David Miner says:
“Why surf the web for hours trying (unsucesfully) to find something funny, when you can just pick up this book and surf Mike Sacks’ brilliant brain? Funny tweets, texts, stories, lists, confessions, rules, and even dirty pictures… all between these two covers, with no cookies or pop-ups.”
While I agree with the spirit of this blurb, and indeed, would even amplify some of Miner’s enthusiasm, I have two reservations.
One: David Miner is a TV producer (30 Rock, Parks and Recreation) so I assumed that he is far too busy and important to do any of his web surfing himself. I’m sure he has minions doing it for him. My suspicion is these minions do not have the proper education or web “savvy” to find humor on the Internet. There’s plenty to find. (I note from IMBD that Miner was a producer on The Onion Movie, so perhaps his blurb suffers from hyperbole.) But if he’s serious, I’d suggest he hire a couple of librarians, or find a few interns from a library and information science program. I could hook him up.

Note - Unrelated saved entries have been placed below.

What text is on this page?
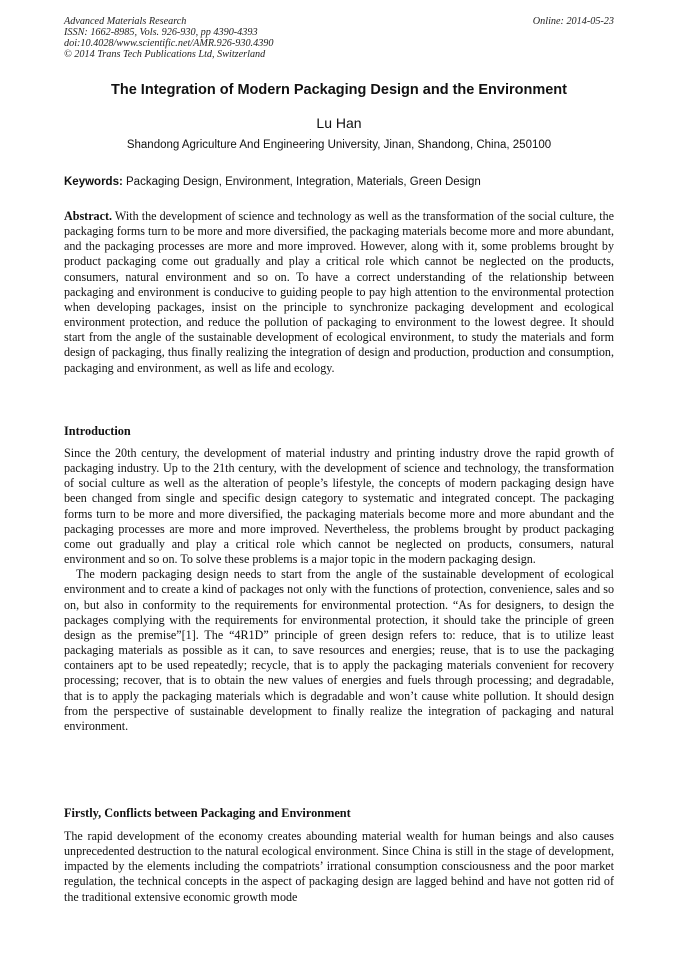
Advanced Materials Research
ISSN: 1662-8985, Vols. 926-930, pp 4390-4393
doi:10.4028/www.scientific.net/AMR.926-930.4390
© 2014 Trans Tech Publications Ltd, Switzerland
Online: 2014-05-23
The Integration of Modern Packaging Design and the Environment
Lu Han
Shandong Agriculture And Engineering University, Jinan, Shandong, China, 250100
Keywords: Packaging Design, Environment, Integration, Materials, Green Design

Abstract. With the development of science and technology as well as the transformation of the social culture, the packaging forms turn to be more and more diversified, the packaging materials become more and more abundant, and the packaging processes are more and more improved. However, along with it, some problems brought by product packaging come out gradually and play a critical role which cannot be neglected on the products, consumers, natural environment and so on. To have a correct understanding of the relationship between packaging and environment is conducive to guiding people to pay high attention to the environmental protection when developing packages, insist on the principle to synchronize packaging development and ecological environment protection, and reduce the pollution of packaging to environment to the lowest degree. It should start from the angle of the sustainable development of ecological environment, to study the materials and form design of packaging, thus finally realizing the integration of design and production, production and consumption, packaging and environment, as well as life and ecology.

Introduction

Since the 20th century, the development of material industry and printing industry drove the rapid growth of packaging industry. Up to the 21th century, with the development of science and technology, the transformation of social culture as well as the alteration of people’s lifestyle, the concepts of modern packaging design have been changed from single and specific design category to systematic and integrated concept. The packaging forms turn to be more and more diversified, the packaging materials become more and more abundant and the packaging processes are more and more improved. Nevertheless, the problems brought by product packaging come out gradually and play a critical role which cannot be neglected on products, consumers, natural environment and so on. To solve these problems is a major topic in the modern packaging design.

The modern packaging design needs to start from the angle of the sustainable development of ecological environment and to create a kind of packages not only with the functions of protection, convenience, sales and so on, but also in conformity to the requirements for environmental protection. “As for designers, to design the packages complying with the requirements for environmental protection, it should take the principle of green design as the premise”[1]. The “4R1D” principle of green design refers to: reduce, that is to utilize least packaging materials as possible as it can, to save resources and energies; reuse, that is to use the packaging containers apt to be used repeatedly; recycle, that is to apply the packaging materials convenient for recovery processing; recover, that is to obtain the new values of energies and fuels through processing; and degradable, that is to apply the packaging materials which is degradable and won’t cause white pollution. It should design from the perspective of sustainable development to finally realize the integration of packaging and natural environment.

Firstly, Conflicts between Packaging and Environment

The rapid development of the economy creates abounding material wealth for human beings and also causes unprecedented destruction to the natural ecological environment. Since China is still in the stage of development, impacted by the elements including the compatriots’ irrational consumption consciousness and the poor market regulation, the technical concepts in the aspect of packaging design are lagged behind and have not gotten rid of the traditional extensive economic growth mode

My second problem is of greater substance. He believes that the lack of pop-ups is a selling feature of this book, while I think ADDING pop-ups to the book would enhance the humor. (Especially the piece titled, “The Kama Sutra Corrections.”)
That said, I’d give Miner’s blurb 5 out of 5 stars. (Yes, I’m sucking up, but who knows, perhaps he’d like to produce one of my books some day.)
Now, you may be saying, “Mark, how can I possibly decide if this book is worth my time or not?” You may be saying, “behold the season of Intestinal Cramping!” You may simply be too excited about the prospect of a “Kama Sutra Corrections” pop-up book to form coherent speech. To all these concerns, I say Mike Sacks book is the GREATEST THING EVER WRITTEN. There. I’ve said it. I’m glad I have it off my chest.
If that’s not enough to make you want to read it, here is an excerpt from: “Out-of-Office E-Mails That Might Not Fly With Those In Charge.”
“I will be out of the office until May 23rd because I’m taking a “voyage quest” into the woods behind my condominium. I will be bringing with me only a can of beans and an issue of Swank. So, obviously, “not reachable” . . .” *
This piece alone had me laughing out loud on several occasions, and that is high praise indeed.